Un calendrier embrouillé. Le temps passe et les difficultés augmentent. Au lieu de se clarifier, le calendrier européen se complique. Le chevauchement élections européennes/ fin du mandat de la Commission /entrée en vigueur du Traité de Lisbonne soulève des complexités juridiques et des perplexités politiques croissantes. On partait d'un projet assez clair, comportant l' entrée en vigueur du Traité de Lisbonne au début de cette année-ci, ce qui aurait permis d'appliquer sans attendre les règles de ce traité relatives à la composition révisée du Parlement et de la Commission européenne, ainsi que les deux autres innovations institutionnelles fondamentales: présidence stable du Conseil européen ; vice-président de la Commission qui est en même temps Haut représentant pour la politique étrangère et président du Conseil « Relations extérieures ».
Ce plan a éclaté, et on constate chaque jour des complications supplémentaires. L'Irlande ne votera à nouveau que vers la fin de l'année, et les présidents de deux autres États membres - Pologne et République tchèque - affirment qu'ils attendront la décision irlandaise finale avant de souscrire la ratification du Traité de Lisbonne. La ratification parlementaire en elle-même est déjà intervenue en Pologne, mais elle est de plus en plus retardée en République Tchèque où certains groupes parlementaires multiplient les conditions pour voter «oui». Le vote à Prague n'interviendra pas avant le mois de mars ; l'incertitude se prolonge et la Présidence tchèque du Conseil de l'UE s'en trouve inévitablement affaiblie. En même temps, le leader du parti conservateur britannique a annoncé que s'il devient Premier ministre avant que le Traité de Lisbonne soit en vigueur, il convoquera au Royaume-Uni un référendum (même si ce Traité a déjà obtenu la ratification parlementaire) et il invitera les électeurs à voter contre.

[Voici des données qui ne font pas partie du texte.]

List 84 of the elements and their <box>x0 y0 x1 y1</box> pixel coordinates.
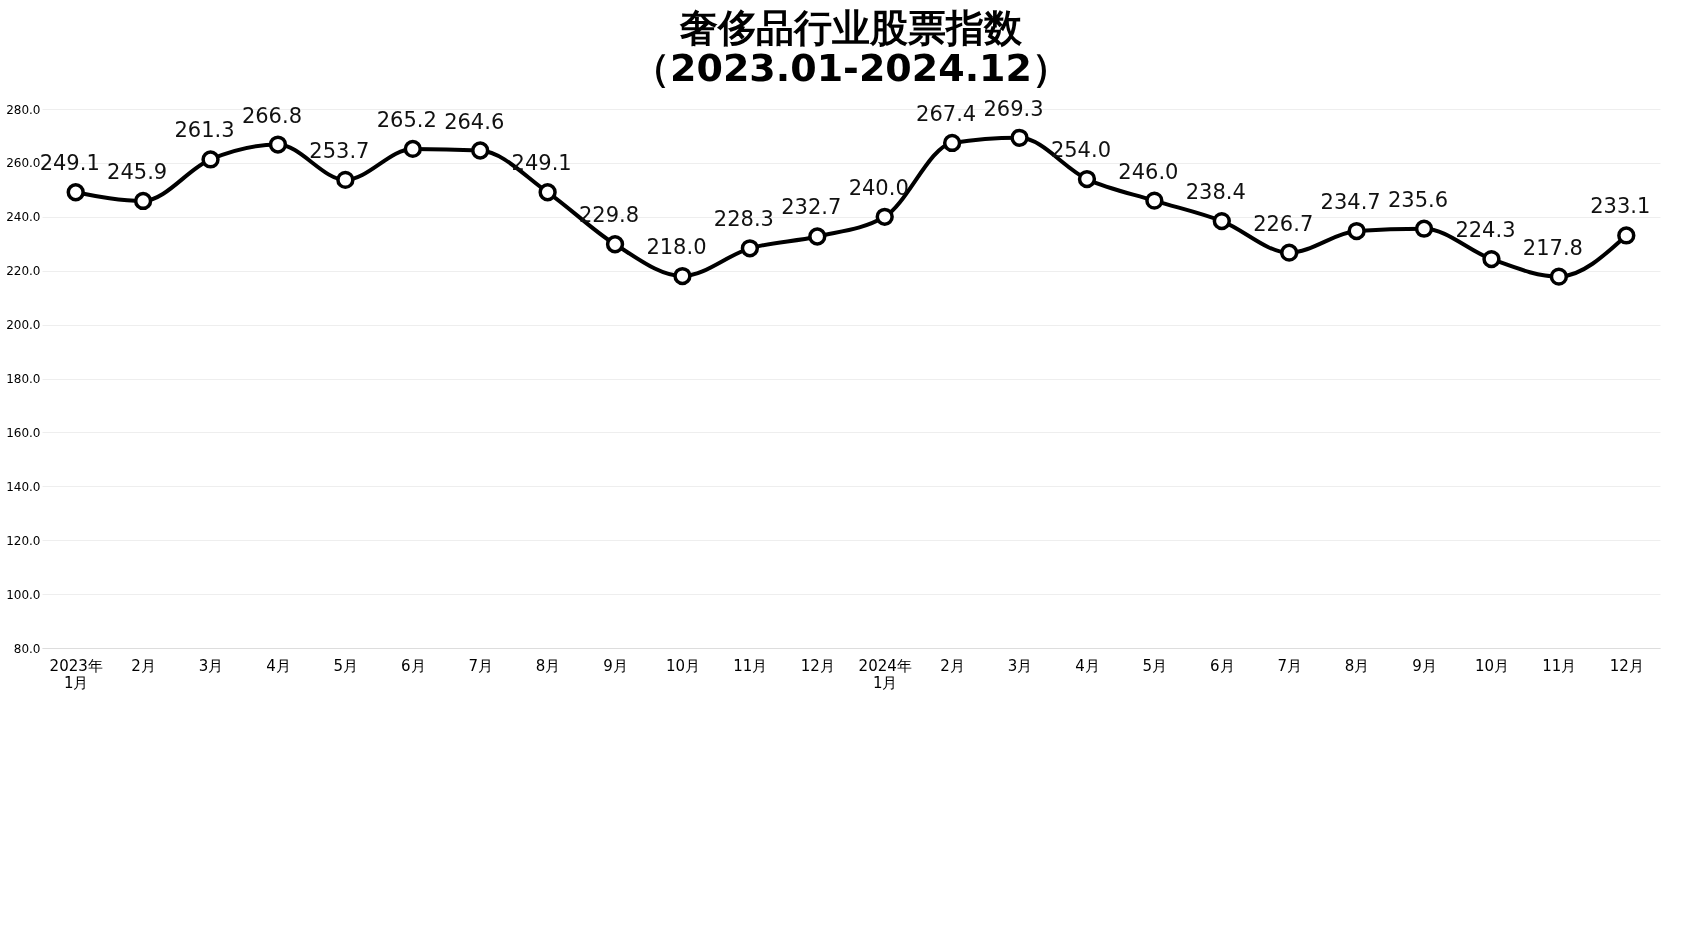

Difficultés d'application. Même si le Traité de Lisbonne est en définitive ratifié partout et qu'il entre en application au début de l'année prochaine, les difficultés relatives au renouvellement du Parlement et de la Commission européenne subsistent. Les élections vont se dérouler forcément selon les règles du Traité de Nice, qui est actuellement en vigueur et qui prévoit un nombre de parlementaires (736) différent de celui fixé par le Traité de Lisbonne (751). Afin d'éviter de nouvelles élections lorsque ce dernier traité sera en vigueur, le Conseil européen a décidé en décembre dernier que la composition du PE sera modifiée en cours de mandat, pour introduire les parlementaires supplémentaires prévus. Mais la différence entre Nice et Lisbonne comporte, à côté des parlementaires supplémentaires, la diminution du nombre des députés élus en Allemagne, qui passerait de 99 à 96. Or, supprimer des sièges n'est pas aussi simple que d'en rajouter ! C'est pourquoi le Sommet a décidé que l'Allemagne gardera jusqu'en 2014 ses 99 sièges. Les parlementaires supplémentaires seront-ils élus le moment venu, ou déjà en juin prochain, en les mettant «en réserve» ? On l'ignore.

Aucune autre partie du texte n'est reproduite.